Now … all that I’ve suggested above leads me to some conclusions:

  • There will be growing pains.
    Many job hats.

    Liaisons to the board wear many different hats.

  • A new kind of position will mean a learning curve for both the staff person and the directors.
  • Establishing clear rules and boundaries will be very important (and you probably won’t get it right the first try).
  • Board liaisons wear a great many hats.

For Directors to Keep in Mind

  • Respect the difficulty of a position which requires that many hats.
  • The liaison is not there to do board work, but to support board work.
  • For example:
    • An acceptable request: research board portal products and provide comparisons.
    • An unacceptable request: write a board job description and create an onboarding packet for new board members.
  • Be reasonable in your requests. This is not a personal errand runner.
  • Consider the training/education needs and budget for this position. They should understand board roles, issues and governance as well as you do in order to support the board. They also have a thousand other things to know and understand on the operational side of things.

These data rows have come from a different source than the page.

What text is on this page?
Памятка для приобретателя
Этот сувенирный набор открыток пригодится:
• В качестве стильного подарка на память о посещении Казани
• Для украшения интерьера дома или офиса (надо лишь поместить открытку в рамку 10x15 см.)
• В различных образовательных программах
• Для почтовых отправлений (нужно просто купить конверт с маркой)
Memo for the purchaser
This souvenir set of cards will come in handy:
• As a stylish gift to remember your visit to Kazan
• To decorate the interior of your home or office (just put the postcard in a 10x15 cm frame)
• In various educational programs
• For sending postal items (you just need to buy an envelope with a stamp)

For Liaisons to Keep in Mind

  • You can make a remarkable difference in how productive your board is with your support.
  • Be careful to keep the boundaries clear between your role and the board’s role.
  • Learning about your board members will help you anticipate their needs and keep things easier for both you and them.
  • Overcommunicate: you live this stuff full-time. Board members do not.
  • Learn as much as you can about board work and roles, including board governance. This will help you anticipate director needs.

Over the years, I have a collaborated with dozens of board liaisons, some talented enough to be running the United Nations. For one offsite retreat that I was facilitating, not only were board members attending, but also a great number of senior staff members, and being over the weekend in the summer, significant others and family members would be there as well. Before I left to travel to the event, I received document that included everyone’s name, role, email, cell number, and the names of their attending guests. It was incredibly helpful, but above and beyond in my opinion. Then when I thought I couldn’t be more impressed, I found out that she had taken note of the favorite drinks and snacks of most of the attendees and made sure that they were available during the retreat. Over the top!

But I’m focusing on the minutia here – beyond all of that, she had a tremendous understanding of board governance and the roles of the directors, and had the ability to anticipate needs and questions that would arise and have things at her fingertips to keep things moving and frictionless.

Oil in the “Well-oiled Machine” … Ghost in the Machine … or Both!

I’m hesitant about the metaphor here, but a great liaison is the oil in a “well-oiled machine.” And I’d like to make sure that they are recognized for their value. I want to make sure that they have the resources they need and the training that they deserve. This is beyond restocking the coffee in the board room. And believe me when I say that I’ve planned and hosted enough board/volunteer conferences in my time to know that this audience drinks A LOT of coffee.

I’d love to hear from the liaison audience here, because I’m sure there are things that I missed. Give us a shout and let us know what you think. The board members need to hear from you. 

Cheers to the “Helpers”! Let’s enable them to be support for our own higher levels of productivity.